1. Clone or Download Querri

Obtain the Querri deployment package and navigate to the deployment directory:

cd /path/to/querri-stack

2. Configure Environment Variables

Create a .env file in the deployment directory with the required configuration:

# Authentication (WorkOS)
WORKOS_API_KEY=your_workos_api_key
WORKOS_CLIENT_ID=your_workos_client_id
WORKOS_REDIRECT_URI=https://your-domain.com/auth/callback

# AI Services
OPENAI_API_KEY=your_openai_api_key
OPENAI_MODEL=gpt-4  # or your preferred model

# Database
MONGODB_URI=mongodb://mongodb:27017/querri
MONGODB_DATABASE=querri

# Authorization (FGA)
FGA_STORE_ID=your_fga_store_id
FGA_API_URL=https://api.fga.dev
FGA_API_TOKEN=your_fga_api_token

# Application
APP_ENV=production
APP_SECRET_KEY=your_secure_random_secret_key
ALLOWED_ORIGINS=https://your-domain.com

# Frontend
PUBLIC_API_URL=https://your-domain.com/api

# Optional: Email/Notifications
SMTP_HOST=smtp.example.com
SMTP_PORT=587
SMTP_USER=your_smtp_user
SMTP_PASSWORD=your_smtp_password

3. Review Docker Compose Configuration

Examine the docker-compose.yml file to understand the service architecture:

services:
  frontend:
    # SvelteKit application
    # Exposed on port 3000

  backend:
    # FastAPI application
    # Exposed on port 8000

  mongodb:
    # Database service
    # Data persisted in volumes

  fga:
    # Authorization service
    # Fine-grained access control

Customize resource limits, port mappings, or volume mounts as needed for your infrastructure.

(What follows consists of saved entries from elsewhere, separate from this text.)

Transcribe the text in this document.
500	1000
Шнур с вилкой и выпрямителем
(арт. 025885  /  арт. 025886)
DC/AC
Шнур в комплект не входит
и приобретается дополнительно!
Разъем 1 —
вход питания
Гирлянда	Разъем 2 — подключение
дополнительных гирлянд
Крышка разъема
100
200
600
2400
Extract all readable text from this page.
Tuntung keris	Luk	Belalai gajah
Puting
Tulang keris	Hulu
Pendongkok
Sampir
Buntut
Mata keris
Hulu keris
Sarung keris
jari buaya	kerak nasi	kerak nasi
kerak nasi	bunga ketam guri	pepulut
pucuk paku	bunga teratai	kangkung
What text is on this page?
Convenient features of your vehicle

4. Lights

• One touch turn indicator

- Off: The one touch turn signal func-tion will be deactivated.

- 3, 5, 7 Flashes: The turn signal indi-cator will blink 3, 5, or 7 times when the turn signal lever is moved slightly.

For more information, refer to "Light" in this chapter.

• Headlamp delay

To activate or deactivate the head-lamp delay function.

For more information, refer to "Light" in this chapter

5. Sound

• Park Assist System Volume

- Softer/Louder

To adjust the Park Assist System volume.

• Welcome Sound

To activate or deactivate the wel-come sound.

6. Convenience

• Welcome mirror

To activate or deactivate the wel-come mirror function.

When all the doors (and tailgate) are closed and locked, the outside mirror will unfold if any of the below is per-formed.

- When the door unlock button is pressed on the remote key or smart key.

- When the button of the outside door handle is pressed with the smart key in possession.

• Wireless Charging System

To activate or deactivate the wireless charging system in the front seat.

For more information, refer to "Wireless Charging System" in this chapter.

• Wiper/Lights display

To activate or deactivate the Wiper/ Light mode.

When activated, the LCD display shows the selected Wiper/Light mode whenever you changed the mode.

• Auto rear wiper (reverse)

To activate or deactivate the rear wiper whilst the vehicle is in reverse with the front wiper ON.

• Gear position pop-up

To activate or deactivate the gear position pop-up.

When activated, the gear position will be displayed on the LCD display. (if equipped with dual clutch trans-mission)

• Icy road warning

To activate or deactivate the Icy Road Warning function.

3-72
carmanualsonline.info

4. Deploy with Docker Compose

Start all services:

docker-compose up -d

This will:

Pull required Docker images
Create and start all containers
Initialize networks and volumes
Begin health checks

Monitor the deployment:

docker-compose logs -f

Wait for all services to report healthy status.

5. Initialize the Database

The backend service will automatically run database migrations on first startup. Verify successful migration:

docker-compose exec backend python -m alembic current

6. Configure Fine-Grained Authorization

Initialize the FGA authorization model:

docker-compose exec backend python scripts/init_fga.py

This creates the permission model for:

Project access control
Resource sharing
User roles and capabilities

7. Verify Service Health

Check that all services are running correctly:

# Check service status
docker-compose ps

# Verify backend API health
curl http://localhost:8000/health

# Verify frontend is serving
curl http://localhost:3000/

All services should return healthy status codes.

Initial Admin Account Setup

Create the First Admin User

Access the Querri application in your browser: https://your-domain.com
Log in using WorkOS authentication
The first user to log in will automatically be granted admin privileges

Alternatively, manually promote a user to admin:

docker-compose exec backend python scripts/promote_admin.py user@example.com

Configure Organization Settings

As an admin, configure organization-wide settings:

Navigate to Settings > Organization
Set:
- Organization name and branding
- Default permissions for new users
- Data retention policies
- Feature flags (dashboards, automations, etc.)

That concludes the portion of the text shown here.